Bakersfield Sound - History

History

The Bakersfield sound was developed at honky-tonk bars such as The Blackboard, and on local television stations in Bakersfield and throughout California in the 1950s and 1960s. The town, known mainly for agriculture and oil production, was the destination for many Dust Bowl migrants and others from Oklahoma, Texas, Arkansas, and other parts of the South. The mass migration of "Okies" to California also meant that their music would follow and thrive, finding an audience in California's Central Valley. One of the first groups to make it big on the west coast was the Maddox Brothers and Rose, who were the first to wear outlandish costumes and make a "show" out of their performances.

Bakersfield country was a reaction against the slickly-produced, string orchestra-laden Nashville Sound, which was becoming popular in the late 1950s. Artists like Wynn Stewart used electric instruments and added a backbeat, as well as other stylistic elements borrowed from rock and roll. Important influences were Depression-era country music superstar Jimmie Rodgers and 1940s Hollywood swing musician Bob Wills. In 1954 MGM recording artist Bud Hobbs recorded "Louisiana Swing" with Buck Owens on lead guitar, Bill Woods on piano, and the dual fiddles of Oscar Whittington and Jelly Sanders. "Louisiana Swing" was the first song recorded in the style known today as the legendary "Bakersfield Sound". In the early 1960s, Merle Haggard and Buck Owens and the Buckaroos, among others, brought the Bakersfield sound to mainstream audiences, and it soon became one of the most popular kinds of country music, also influencing later country stars such as Dwight Yoakam, Marty Stuart, The Mavericks, and The Derailers.

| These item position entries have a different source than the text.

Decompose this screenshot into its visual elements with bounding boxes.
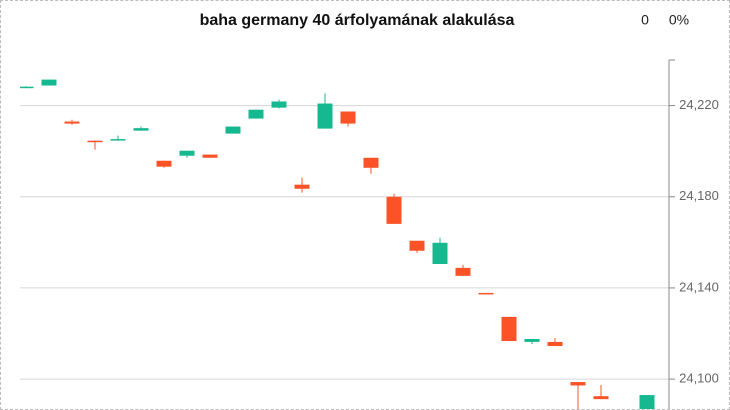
- header-percent: 0%: [669, 12, 689, 28]
- candle-body: [386, 196, 402, 224]
- candle-body: [133, 128, 149, 131]
- candle-body: [248, 109, 264, 119]
- candle-body: [570, 382, 586, 386]
- y-tick-label: 24,100: [679, 371, 719, 386]
- candle-body: [455, 267, 471, 276]
- candle-body: [409, 240, 425, 251]
- candle-body: [294, 184, 310, 189]
- grid: 24,100 24,140 24,180 24,220: [20, 97, 719, 386]
- candle-body: [524, 338, 540, 342]
- candles: [20, 79, 655, 409]
- candle-body: [340, 111, 356, 124]
- candle-body: [41, 79, 57, 86]
- y-tick-label: 24,220: [679, 97, 719, 112]
- candle-body: [478, 292, 494, 295]
- candle-body: [271, 101, 287, 108]
- candle-body: [202, 154, 218, 158]
- candle-body: [547, 341, 563, 347]
- y-tick-label: 24,180: [679, 188, 719, 203]
- candle-body: [501, 316, 517, 342]
- candle-body: [363, 157, 379, 168]
- candle-body: [179, 150, 195, 156]
- y-tick-label: 24,140: [679, 279, 719, 294]
- candle-body: [639, 395, 655, 409]
- candle-body: [432, 242, 448, 264]
- candle-body: [225, 126, 241, 134]
- chart-title: baha germany 40 árfolyamának alakulása: [200, 12, 515, 29]
- header-value: 0: [641, 12, 649, 28]
- candle-body: [64, 121, 80, 124]
- candle-body: [110, 139, 126, 141]
- candle-body: [156, 160, 172, 167]
- candle-body: [593, 396, 609, 400]
- candle-body: [87, 140, 103, 143]
- candle-body: [20, 86, 34, 89]
- candle-body: [317, 103, 333, 129]
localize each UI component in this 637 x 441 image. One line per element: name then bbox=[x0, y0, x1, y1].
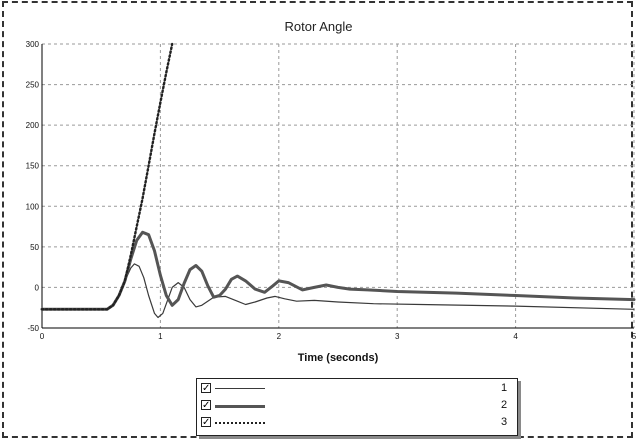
grid bbox=[42, 43, 635, 328]
legend-item-3[interactable]: ✓ 3 bbox=[201, 416, 513, 430]
y-tick-label: 200 bbox=[26, 121, 40, 130]
y-tick-label: 0 bbox=[35, 283, 40, 292]
legend-item-1[interactable]: ✓ 1 bbox=[201, 382, 513, 396]
checkbox-icon[interactable]: ✓ bbox=[201, 383, 211, 394]
legend: ✓ 1 ✓ 2 ✓ 3 bbox=[196, 378, 518, 436]
y-tick-label: 50 bbox=[30, 243, 39, 252]
x-tick-label: 2 bbox=[277, 332, 282, 341]
y-tick-label: 300 bbox=[26, 40, 40, 49]
legend-label-1: 1 bbox=[501, 382, 508, 394]
series-line-2 bbox=[40, 230, 636, 311]
x-tick-label: 5 bbox=[632, 332, 637, 341]
chart-title: Rotor Angle bbox=[284, 19, 353, 34]
series bbox=[40, 42, 636, 319]
y-tick-label: 150 bbox=[26, 162, 40, 171]
legend-label-2: 2 bbox=[501, 399, 508, 411]
series-line-1 bbox=[41, 263, 635, 319]
y-tick-label: 100 bbox=[26, 202, 40, 211]
y-tick-label: -50 bbox=[27, 324, 39, 333]
legend-item-2[interactable]: ✓ 2 bbox=[201, 399, 513, 413]
x-axis-label: Time (seconds) bbox=[298, 352, 379, 364]
x-tick-label: 4 bbox=[513, 332, 518, 341]
series-line-3 bbox=[40, 42, 174, 311]
x-tick-label: 1 bbox=[158, 332, 163, 341]
checkbox-icon[interactable]: ✓ bbox=[201, 400, 211, 411]
legend-swatch-1 bbox=[215, 388, 265, 389]
x-tick-label: 0 bbox=[40, 332, 45, 341]
x-tick-label: 3 bbox=[395, 332, 400, 341]
legend-swatch-3 bbox=[215, 422, 265, 424]
y-tick-label: 250 bbox=[26, 81, 40, 90]
legend-label-3: 3 bbox=[501, 416, 508, 428]
legend-swatch-2 bbox=[215, 405, 265, 408]
checkbox-icon[interactable]: ✓ bbox=[201, 417, 211, 428]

Two important British Invasion-era rock bands also displayed some Bakersfield influences. The Beatles recorded a popular version of Owens' "Act Naturally". Years later, The Rolling Stones made their connection explicit in the lyrics of the very Bakersfield-sounding Far Away Eyes, which begins: "I was driving home early Sunday morning, through Bakersfield ...".

The Bakersfield Sound has such a large influence on the West Coast music scene that many small guitar companies set up shop in Bakersfield in the 1960s. The biggest of significance was the Mosrite guitar company that still influences rock, country, and jazz music to this day. The famed Mosrite company was stationed in Bakersfield until the death of the company's founder, Oildale resident Semie Moseley, in 1992.